Ever since the vote to leave the European Union in the 2016 referendum, the question of what this means for the UK hospitality industry has been hotly debated, with some pundits predicting a crisis on the horizon. However, it may not necessarily all be bad news. Since my last blog on this subject in November of last year, there have been various reports published and of course we have had the Spring Budget.
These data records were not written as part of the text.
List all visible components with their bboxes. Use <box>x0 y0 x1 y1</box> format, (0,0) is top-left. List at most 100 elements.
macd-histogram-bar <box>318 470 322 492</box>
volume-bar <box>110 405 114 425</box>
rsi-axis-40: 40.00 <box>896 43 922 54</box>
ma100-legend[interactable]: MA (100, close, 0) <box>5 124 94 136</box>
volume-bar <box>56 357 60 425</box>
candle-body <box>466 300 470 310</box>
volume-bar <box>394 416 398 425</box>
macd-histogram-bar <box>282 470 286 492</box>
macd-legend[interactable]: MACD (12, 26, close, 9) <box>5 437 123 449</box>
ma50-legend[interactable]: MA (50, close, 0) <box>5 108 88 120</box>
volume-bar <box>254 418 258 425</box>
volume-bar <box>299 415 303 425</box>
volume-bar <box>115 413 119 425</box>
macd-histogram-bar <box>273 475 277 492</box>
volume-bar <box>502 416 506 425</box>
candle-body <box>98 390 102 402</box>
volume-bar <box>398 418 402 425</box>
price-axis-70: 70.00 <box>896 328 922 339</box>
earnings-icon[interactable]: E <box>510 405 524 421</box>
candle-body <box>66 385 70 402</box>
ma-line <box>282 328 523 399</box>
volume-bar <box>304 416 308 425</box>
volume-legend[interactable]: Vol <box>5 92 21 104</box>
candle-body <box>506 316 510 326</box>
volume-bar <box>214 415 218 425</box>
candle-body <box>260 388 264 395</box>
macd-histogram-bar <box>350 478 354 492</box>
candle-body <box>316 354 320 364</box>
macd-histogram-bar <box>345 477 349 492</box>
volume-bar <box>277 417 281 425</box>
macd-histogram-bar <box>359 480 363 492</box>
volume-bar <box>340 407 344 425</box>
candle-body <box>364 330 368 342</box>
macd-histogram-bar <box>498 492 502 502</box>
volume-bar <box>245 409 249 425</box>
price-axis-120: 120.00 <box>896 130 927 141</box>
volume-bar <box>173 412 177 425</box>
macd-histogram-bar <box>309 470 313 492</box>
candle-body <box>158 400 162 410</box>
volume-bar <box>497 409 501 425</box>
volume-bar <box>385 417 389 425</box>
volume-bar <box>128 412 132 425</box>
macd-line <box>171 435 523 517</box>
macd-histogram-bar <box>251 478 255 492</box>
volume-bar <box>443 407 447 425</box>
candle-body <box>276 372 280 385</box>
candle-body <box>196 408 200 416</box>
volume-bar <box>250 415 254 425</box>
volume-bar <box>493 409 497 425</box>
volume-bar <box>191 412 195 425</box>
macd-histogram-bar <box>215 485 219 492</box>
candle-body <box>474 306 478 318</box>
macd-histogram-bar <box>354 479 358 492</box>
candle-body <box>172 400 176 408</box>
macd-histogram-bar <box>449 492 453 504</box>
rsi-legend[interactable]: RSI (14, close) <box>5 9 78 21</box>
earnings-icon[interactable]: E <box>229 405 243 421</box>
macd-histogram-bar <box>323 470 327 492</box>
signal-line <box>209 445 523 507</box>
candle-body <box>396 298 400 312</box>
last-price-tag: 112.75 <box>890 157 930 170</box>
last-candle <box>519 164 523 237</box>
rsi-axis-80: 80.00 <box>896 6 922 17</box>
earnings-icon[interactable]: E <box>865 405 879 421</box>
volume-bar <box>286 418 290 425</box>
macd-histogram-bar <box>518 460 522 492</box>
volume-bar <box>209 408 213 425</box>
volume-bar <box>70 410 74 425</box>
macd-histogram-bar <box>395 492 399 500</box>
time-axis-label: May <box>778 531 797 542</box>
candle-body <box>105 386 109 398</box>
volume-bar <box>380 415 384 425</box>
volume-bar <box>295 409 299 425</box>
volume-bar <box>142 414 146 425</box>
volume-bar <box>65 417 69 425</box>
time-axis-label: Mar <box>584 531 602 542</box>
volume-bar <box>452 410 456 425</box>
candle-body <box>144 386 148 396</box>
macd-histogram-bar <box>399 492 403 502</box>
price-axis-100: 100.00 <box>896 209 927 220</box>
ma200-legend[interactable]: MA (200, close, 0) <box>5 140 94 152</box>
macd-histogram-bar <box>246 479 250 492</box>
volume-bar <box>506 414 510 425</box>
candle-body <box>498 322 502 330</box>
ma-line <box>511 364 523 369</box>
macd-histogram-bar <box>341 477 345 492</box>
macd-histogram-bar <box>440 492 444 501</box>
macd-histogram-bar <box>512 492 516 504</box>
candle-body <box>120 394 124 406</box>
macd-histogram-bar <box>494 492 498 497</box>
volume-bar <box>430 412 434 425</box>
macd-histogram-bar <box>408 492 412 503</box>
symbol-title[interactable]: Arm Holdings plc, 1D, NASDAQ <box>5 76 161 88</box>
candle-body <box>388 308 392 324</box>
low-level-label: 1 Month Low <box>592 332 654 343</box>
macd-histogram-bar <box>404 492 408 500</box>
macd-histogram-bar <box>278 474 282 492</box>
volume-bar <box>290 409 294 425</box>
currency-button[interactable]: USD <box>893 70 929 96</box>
One immediate effect of the vote was on inflation. After years of minimal price rises, the UK was suddenly looking at forecasts of 3% or more. In particular, rising food prices seemed like a threat to the bottom lines of restaurants and other catering businesses. However, recent bulletins from the Office for National Statistics indicate a 12 month rate of 2.5%, less than some have feared.
However, as far as the industry is concerned, the most significant impact of Brexit has to be on staff recruitment and retention. According to a recent British Hospitality Association report, approximately 3 million people work in the sector in the UK, and as many as a quarter of these are EU nationals. In London, this figure rises to 38%. Overall, 43% of low level, non-managerial jobs in hotels and restaurants are filled by overseas workers. As a result of proposed tougher rules on the migration of EU workers post-Brexit, the same report goes on to predict a scenario in which the industry will experience a shortfall of 60,000 workers per annum over the next few years.
If this prediction turns out to be true, it will undoubtedly pose a problem for the industry. While increased productivity and automation can mitigate against staff shortages, there is no escaping the fact that the sector is labour intensive, and a low ratio of staff to customers will almost inevitably result in a decline in the quality of service.
However, there may be some positive aspects. Because it equates to more spending power for visitors from abroad, the weak pound which has been the new normal since the 2016 vote has served the sector well. In addition, there is also good news for young people thinking about a career in the industry. According to CV Library, sector pay has seen rises of over 10% in recent years, the highest increase in any part of the private sector. Needless to say, these pay rises are a reflection of the recruitment gap post-Brexit and the difficulty hospitality businesses have in filling vacancies. But they also create an opportunity, a chance to sell the potential rewards of a career in the sector and thus attract more home-grown talent. Allied to improved training schemes, this might well help to make companies less reliant on a workforce from the EU in the future.